En cuanto a la imagen equivocada de nosotros mismos, cabe preguntar en qué consiste la libertad. Creemos que somos libres, para hacer lo que se nos ocurra. Y nos olvidamos de que, la mayor parte de nuestra vida, vivimos “en piloto automático”. Respondemos a nuestras necesidades instintivas, como son el afán de seguridad, de “ser alguien”, de estar en control. Y, muchas veces sin darnos cuenta, estamos presos del miedo a perder algo que consideramos nuestro, del “¿qué dirán?”, de perder el control sobre los demás o de una situación, de quedarnos sin apoyo.
La pregunta, entonces, no es si somos esclavos o no; porque siempre servimos a alguien o algo. La pregunta correcta es, de quién somos esclavos. ¿De nuestros miedos o de Dios? En el himno del Benedictus (Lucas 1,74-75) se dice que “libres de temor, arrancados de la mano de los enemigos, le sirvamos (a Dios) en santidad y justicia”. Es cuando dejamos ir todas estas preocupaciones, cuando superamos el miedo, entonces es cuando podemos servir a Dios y al prójimo.

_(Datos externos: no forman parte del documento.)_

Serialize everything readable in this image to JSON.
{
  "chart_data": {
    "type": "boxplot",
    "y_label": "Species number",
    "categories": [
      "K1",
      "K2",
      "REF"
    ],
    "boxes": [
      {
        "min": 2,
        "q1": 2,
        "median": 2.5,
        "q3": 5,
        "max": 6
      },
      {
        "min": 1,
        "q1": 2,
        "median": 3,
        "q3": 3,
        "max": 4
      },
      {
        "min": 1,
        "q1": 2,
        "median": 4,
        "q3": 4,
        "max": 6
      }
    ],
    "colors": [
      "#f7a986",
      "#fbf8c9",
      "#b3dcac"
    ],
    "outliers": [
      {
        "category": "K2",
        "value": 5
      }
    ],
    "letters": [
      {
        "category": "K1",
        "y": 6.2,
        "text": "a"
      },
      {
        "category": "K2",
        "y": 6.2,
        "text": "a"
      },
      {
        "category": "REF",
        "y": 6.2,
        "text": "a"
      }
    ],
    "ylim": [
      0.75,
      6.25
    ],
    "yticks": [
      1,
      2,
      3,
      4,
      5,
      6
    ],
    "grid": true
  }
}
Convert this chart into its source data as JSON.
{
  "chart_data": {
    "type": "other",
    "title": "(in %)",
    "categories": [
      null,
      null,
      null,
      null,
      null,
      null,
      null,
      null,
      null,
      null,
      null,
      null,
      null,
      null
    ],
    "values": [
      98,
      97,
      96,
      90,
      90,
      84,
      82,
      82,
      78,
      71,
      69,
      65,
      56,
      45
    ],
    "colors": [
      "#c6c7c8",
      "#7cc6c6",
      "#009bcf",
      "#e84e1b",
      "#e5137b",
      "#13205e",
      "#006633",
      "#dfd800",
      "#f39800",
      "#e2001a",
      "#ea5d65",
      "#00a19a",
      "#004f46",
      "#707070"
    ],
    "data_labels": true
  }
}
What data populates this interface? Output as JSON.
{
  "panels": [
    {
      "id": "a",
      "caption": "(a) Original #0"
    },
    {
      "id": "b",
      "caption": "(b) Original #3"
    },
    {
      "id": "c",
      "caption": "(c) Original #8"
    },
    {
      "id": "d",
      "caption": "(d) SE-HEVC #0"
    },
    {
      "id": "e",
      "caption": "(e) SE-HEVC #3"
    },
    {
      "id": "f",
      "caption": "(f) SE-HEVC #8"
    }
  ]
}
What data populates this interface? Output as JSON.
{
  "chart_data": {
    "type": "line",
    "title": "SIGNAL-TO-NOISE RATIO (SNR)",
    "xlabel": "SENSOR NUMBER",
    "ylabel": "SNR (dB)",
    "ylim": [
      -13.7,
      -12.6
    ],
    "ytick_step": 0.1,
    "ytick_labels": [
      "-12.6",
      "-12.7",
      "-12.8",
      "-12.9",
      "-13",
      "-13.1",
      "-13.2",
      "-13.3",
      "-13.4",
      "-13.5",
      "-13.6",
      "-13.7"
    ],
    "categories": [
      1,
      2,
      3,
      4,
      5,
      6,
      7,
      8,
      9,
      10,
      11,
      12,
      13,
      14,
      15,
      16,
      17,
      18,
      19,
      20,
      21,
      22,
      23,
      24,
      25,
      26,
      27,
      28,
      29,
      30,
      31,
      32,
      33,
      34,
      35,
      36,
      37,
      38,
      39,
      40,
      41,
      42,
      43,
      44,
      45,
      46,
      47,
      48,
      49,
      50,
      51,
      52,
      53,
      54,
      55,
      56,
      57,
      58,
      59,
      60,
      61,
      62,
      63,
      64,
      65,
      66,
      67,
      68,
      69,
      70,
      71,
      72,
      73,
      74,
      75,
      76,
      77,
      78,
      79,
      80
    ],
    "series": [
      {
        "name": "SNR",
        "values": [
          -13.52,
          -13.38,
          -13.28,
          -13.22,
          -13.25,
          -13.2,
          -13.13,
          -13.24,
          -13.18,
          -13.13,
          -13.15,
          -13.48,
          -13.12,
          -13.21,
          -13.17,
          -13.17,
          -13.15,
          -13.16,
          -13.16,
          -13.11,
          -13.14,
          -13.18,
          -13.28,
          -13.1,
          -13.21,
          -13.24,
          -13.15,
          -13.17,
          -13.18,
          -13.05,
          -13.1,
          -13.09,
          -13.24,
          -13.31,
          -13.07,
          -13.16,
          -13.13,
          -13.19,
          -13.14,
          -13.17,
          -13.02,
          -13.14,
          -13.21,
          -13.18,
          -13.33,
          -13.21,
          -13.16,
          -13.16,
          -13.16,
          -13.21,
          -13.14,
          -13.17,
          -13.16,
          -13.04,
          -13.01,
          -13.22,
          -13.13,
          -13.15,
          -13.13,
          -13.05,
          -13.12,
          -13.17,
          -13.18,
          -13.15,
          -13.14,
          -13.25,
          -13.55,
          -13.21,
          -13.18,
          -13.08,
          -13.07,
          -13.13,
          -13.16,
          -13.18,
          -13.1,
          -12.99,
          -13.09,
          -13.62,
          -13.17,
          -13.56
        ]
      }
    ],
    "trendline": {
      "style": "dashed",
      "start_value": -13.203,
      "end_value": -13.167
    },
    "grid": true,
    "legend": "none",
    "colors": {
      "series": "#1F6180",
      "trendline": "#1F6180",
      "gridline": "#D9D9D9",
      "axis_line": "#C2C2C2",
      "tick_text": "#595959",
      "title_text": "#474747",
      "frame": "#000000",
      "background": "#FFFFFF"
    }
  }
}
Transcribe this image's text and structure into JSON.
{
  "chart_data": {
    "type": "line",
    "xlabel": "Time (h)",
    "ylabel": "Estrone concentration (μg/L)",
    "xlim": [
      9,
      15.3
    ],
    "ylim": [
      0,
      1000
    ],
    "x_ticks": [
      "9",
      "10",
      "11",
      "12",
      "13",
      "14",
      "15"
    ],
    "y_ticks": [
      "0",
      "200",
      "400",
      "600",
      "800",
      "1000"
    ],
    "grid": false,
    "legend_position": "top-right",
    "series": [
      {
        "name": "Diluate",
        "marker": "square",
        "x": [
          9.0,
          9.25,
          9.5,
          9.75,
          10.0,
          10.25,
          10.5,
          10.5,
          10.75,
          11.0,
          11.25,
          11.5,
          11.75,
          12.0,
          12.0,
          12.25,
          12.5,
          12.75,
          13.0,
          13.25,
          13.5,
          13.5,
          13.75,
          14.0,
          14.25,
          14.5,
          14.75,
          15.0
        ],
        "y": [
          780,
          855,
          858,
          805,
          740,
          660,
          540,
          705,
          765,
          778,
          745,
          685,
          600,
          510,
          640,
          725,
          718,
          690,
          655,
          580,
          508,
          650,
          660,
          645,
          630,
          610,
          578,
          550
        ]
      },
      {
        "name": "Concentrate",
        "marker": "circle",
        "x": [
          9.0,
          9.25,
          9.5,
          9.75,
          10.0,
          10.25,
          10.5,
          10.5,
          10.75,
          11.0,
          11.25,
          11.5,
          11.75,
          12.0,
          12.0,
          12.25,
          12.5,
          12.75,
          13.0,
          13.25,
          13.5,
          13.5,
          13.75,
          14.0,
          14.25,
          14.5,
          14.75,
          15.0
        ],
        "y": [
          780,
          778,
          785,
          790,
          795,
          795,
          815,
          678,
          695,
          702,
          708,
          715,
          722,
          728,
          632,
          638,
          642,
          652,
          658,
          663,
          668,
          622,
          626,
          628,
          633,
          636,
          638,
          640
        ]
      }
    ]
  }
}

De esta manera, el hacerse esclavos del Señor, en realidad, es la superación de la esclavitud; porque nos arranca de las ataduras a intereses ajenos, y nos permite dejar que Dios actúe en nuestras vidas para hacer las maravillas que sólo Él sabe hacer, para que lleguemos a ser lo que Él quiere que seamos; sólo eso nos da felicidad.
Por eso, Isabel llama “dichosa” a María porque “ha creído”, ha dado crédito a la palabra de Dios. Y María, más tarde, puede decir que “todas las generaciones la felicitarán”; no porque ella sea famosa, rica o poderosa, sino “porque el Poderoso ha hecho obras grandes en mí”.
Si hoy en día estamos tan interesados en conquistar nuestra “libertad”, ¿nos damos cuenta de que, muchas veces, sólo nos hacemos más esclavos de los poderes que nos rodean y manipulan? Por supuesto, la libertad auténtica lleva consigo el sufrimiento, el asumir las consecuencias de nuestras decisiones. Pero, ¿quién ha dicho que los esclavos no sufren? ¿Cuánta gente “libre” está deprimida y va al siquiatra – ¡que las llena de pastillas!? Pero el deseo de la auténtica libertad no se puede amordazar con drogas. La única respuesta a este deseo es la entrega en las manos del Señor. “En tus manos, Señor, encomiendo mi espíritu; tú, el Dios leal, me librarás” (Salmo 3,5).

1 comentario:

  1. Gracias Padre Beda por esta entrada. Es verdad "la libertad auténtica lleva consigo el sufrimiento" A veces somos señalados por ejercer nuestra libertad de hijos de Dios y si esto nos hace sufrir entonces se lo mejor que podemos hacer es ofrecerlo al Señor.